If the device doesn't appear, or goes offline shortly after install, see Offline Troubleshooting.
FAQ
What permissions does Level need on macOS, and why? Level requires Screen Recording (for remote control), Accessibility (for input automation during remote sessions), and Full Disk Access (for file operations and patch management). Without these, remote control and some management features won't work.
Why am I being prompted for admin credentials after the install finishes on my Apple Silicon Mac? Level creates a service account on Apple Silicon devices to support patch management. This prompt is expected — enter admin credentials to complete the setup.
Which architecture should I select in the Installer tab? Select x64 for Intel Macs and ARM64 for Apple Silicon (M1/M2/M3). If you're not sure, check Apple menu → About This Mac. The one-line command method handles architecture detection automatically and doesn't require you to choose.
What's the difference between the GUI installer and the terminal command? Both install the same agent from the same PKG. The GUI wizard prompts for the install key as part of the setup flow. The terminal command (
sudo installer -pkg ...) runs the package non-interactively and passes the install key inline — better for scripted or remote deployments.Can I suppress the permission prompts when deploying to many Macs? Partially. Deploy the Level PPPC mobileconfig profile via MDM — it silently grants Accessibility and Full Disk Access. Screen Recording is a protected Apple privacy permission that MDM can't grant silently, but the profile allows non-admin users to approve that prompt themselves without needing admin credentials.

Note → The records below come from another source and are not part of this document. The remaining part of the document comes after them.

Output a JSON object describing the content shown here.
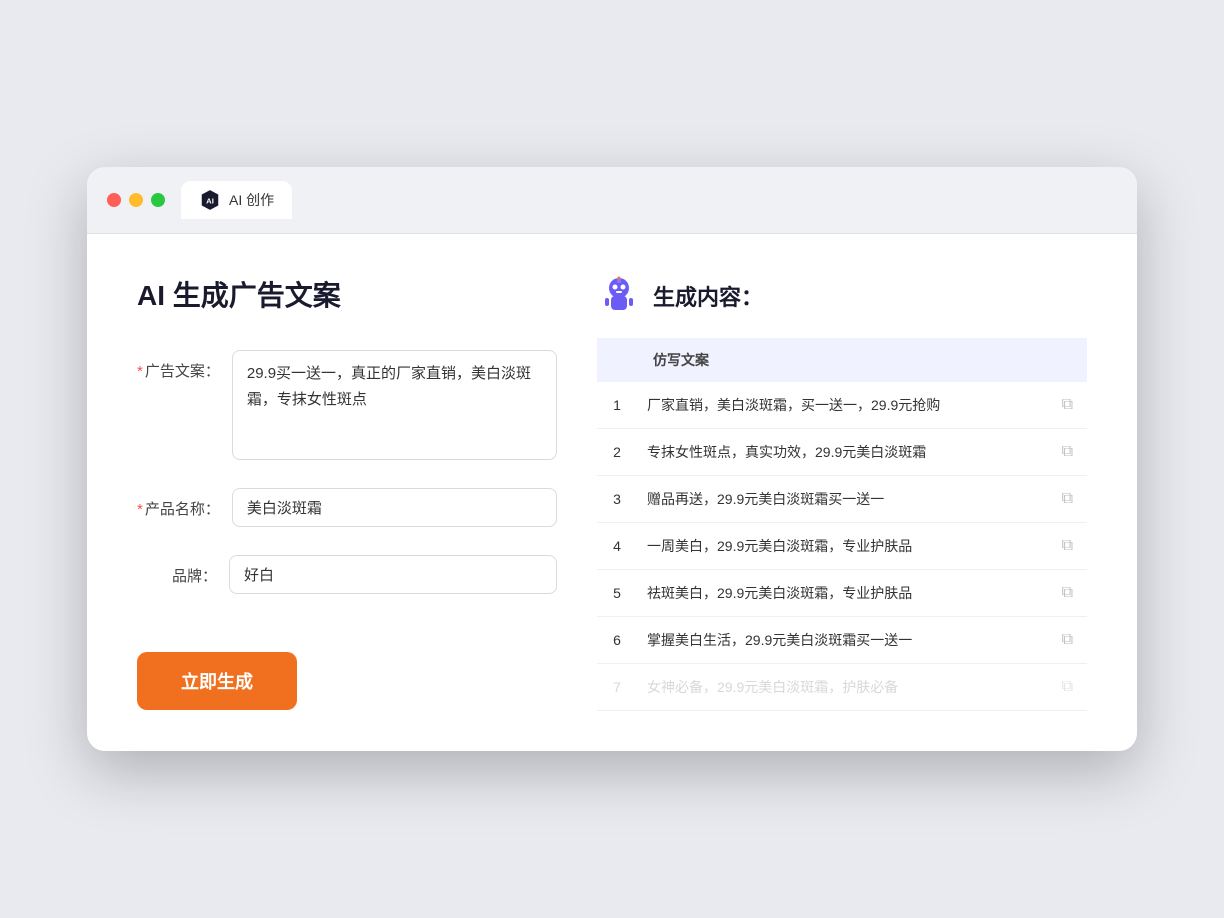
{
  "browser": {
    "tab_label": "AI 创作"
  },
  "page": {
    "title": "AI 生成广告文案",
    "form": {
      "ad_copy_label": "广告文案：",
      "ad_copy_required": "*",
      "ad_copy_value": "29.9买一送一，真正的厂家直销，美白淡斑霜，专抹女性斑点",
      "product_name_label": "产品名称：",
      "product_name_required": "*",
      "product_name_value": "美白淡斑霜",
      "brand_label": "品牌：",
      "brand_value": "好白",
      "generate_btn": "立即生成"
    },
    "result": {
      "title": "生成内容：",
      "table_header": "仿写文案",
      "items": [
        {
          "id": 1,
          "text": "厂家直销，美白淡斑霜，买一送一，29.9元抢购"
        },
        {
          "id": 2,
          "text": "专抹女性斑点，真实功效，29.9元美白淡斑霜"
        },
        {
          "id": 3,
          "text": "赠品再送，29.9元美白淡斑霜买一送一"
        },
        {
          "id": 4,
          "text": "一周美白，29.9元美白淡斑霜，专业护肤品"
        },
        {
          "id": 5,
          "text": "祛斑美白，29.9元美白淡斑霜，专业护肤品"
        },
        {
          "id": 6,
          "text": "掌握美白生活，29.9元美白淡斑霜买一送一"
        },
        {
          "id": 7,
          "text": "女神必备，29.9元美白淡斑霜，护肤必备",
          "dim": true
        }
      ]
    }
  }
}
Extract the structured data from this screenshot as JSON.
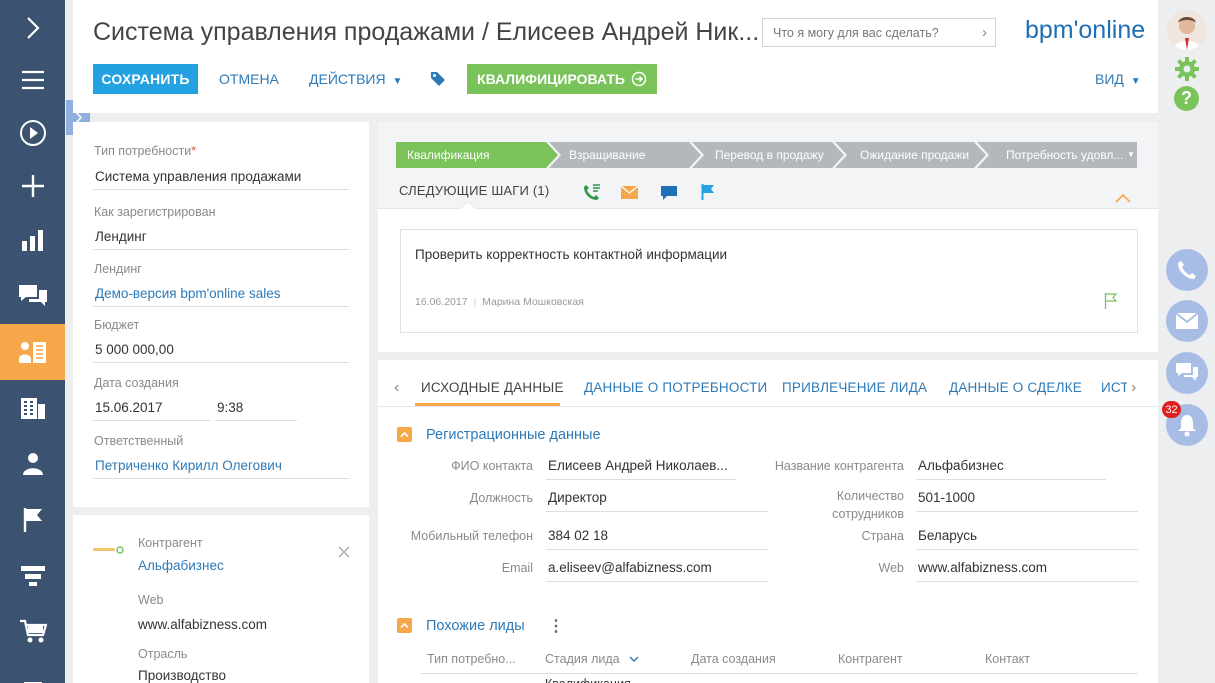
{
  "header": {
    "title": "Система управления продажами / Елисеев Андрей Ник...",
    "search_placeholder": "Что я могу для вас сделать?",
    "logo": "bpm'online",
    "save": "СОХРАНИТЬ",
    "cancel": "ОТМЕНА",
    "actions": "ДЕЙСТВИЯ",
    "qualify": "КВАЛИФИЦИРОВАТЬ",
    "view": "ВИД"
  },
  "nav_icons": [
    "chevron-right-icon",
    "menu-icon",
    "play-icon",
    "plus-icon",
    "bar-chart-icon",
    "chat-icon",
    "leads-icon",
    "accounts-icon",
    "contacts-icon",
    "flag-icon",
    "funnel-icon",
    "cart-icon",
    "doc-icon"
  ],
  "left_fields": {
    "need_type_label": "Тип потребности",
    "need_type_value": "Система управления продажами",
    "registered_label": "Как зарегистрирован",
    "registered_value": "Лендинг",
    "landing_label": "Лендинг",
    "landing_value": "Демо-версия bpm'online sales",
    "budget_label": "Бюджет",
    "budget_value": "5 000 000,00",
    "created_label": "Дата создания",
    "created_date": "15.06.2017",
    "created_time": "9:38",
    "owner_label": "Ответственный",
    "owner_value": "Петриченко Кирилл Олегович"
  },
  "account_card": {
    "account_label": "Контрагент",
    "account_value": "Альфабизнес",
    "web_label": "Web",
    "web_value": "www.alfabizness.com",
    "industry_label": "Отрасль",
    "industry_value": "Производство"
  },
  "stages": [
    "Квалификация",
    "Взращивание",
    "Перевод в продажу",
    "Ожидание продажи",
    "Потребность удовл..."
  ],
  "next_steps": {
    "title": "СЛЕДУЮЩИЕ ШАГИ (1)",
    "task": "Проверить корректность контактной информации",
    "date": "16.06.2017",
    "author": "Марина Мошковская"
  },
  "tabs": [
    "ИСХОДНЫЕ ДАННЫЕ",
    "ДАННЫЕ О ПОТРЕБНОСТИ",
    "ПРИВЛЕЧЕНИЕ ЛИДА",
    "ДАННЫЕ О СДЕЛКЕ",
    "ИСТО"
  ],
  "registration": {
    "section_title": "Регистрационные данные",
    "contact_name_label": "ФИО контакта",
    "contact_name_value": "Елисеев Андрей Николаев...",
    "position_label": "Должность",
    "position_value": "Директор",
    "mobile_label": "Мобильный телефон",
    "mobile_value": "384 02 18",
    "email_label": "Email",
    "email_value": "a.eliseev@alfabizness.com",
    "account_name_label": "Название контрагента",
    "account_name_value": "Альфабизнес",
    "employees_label_1": "Количество",
    "employees_label_2": "сотрудников",
    "employees_value": "501-1000",
    "country_label": "Страна",
    "country_value": "Беларусь",
    "web_label": "Web",
    "web_value": "www.alfabizness.com"
  },
  "similar": {
    "section_title": "Похожие лиды",
    "columns": [
      "Тип потребно...",
      "Стадия лида",
      "Дата создания",
      "Контрагент",
      "Контакт"
    ],
    "first_cell": "Квалификация"
  },
  "notifications_count": "32",
  "colors": {
    "nav": "#3b5270",
    "accent": "#f6a74a",
    "primary": "#23a1e0",
    "green": "#7ac35a",
    "link": "#2e7ab7"
  }
}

Can I send end users an email link to install the agent themselves? No. The agent requires local administrator rights, which most end users don't have. Installation needs to be performed by someone with local admin access, manually or via a deployment tool.
What if my install key is compromised? The install key can't access your account, existing devices, or the Level API. The only risk is someone adding devices to your account. Contact Level support to rotate the key if needed.
The device installed but isn't showing up in Level — what's wrong? Wait 10–15 seconds and refresh. If it still doesn't appear, check that all three macOS permissions were granted and that an AV/EDR tool hasn't blocked the agent. See AV/EDR False Detections and Offline Troubleshooting.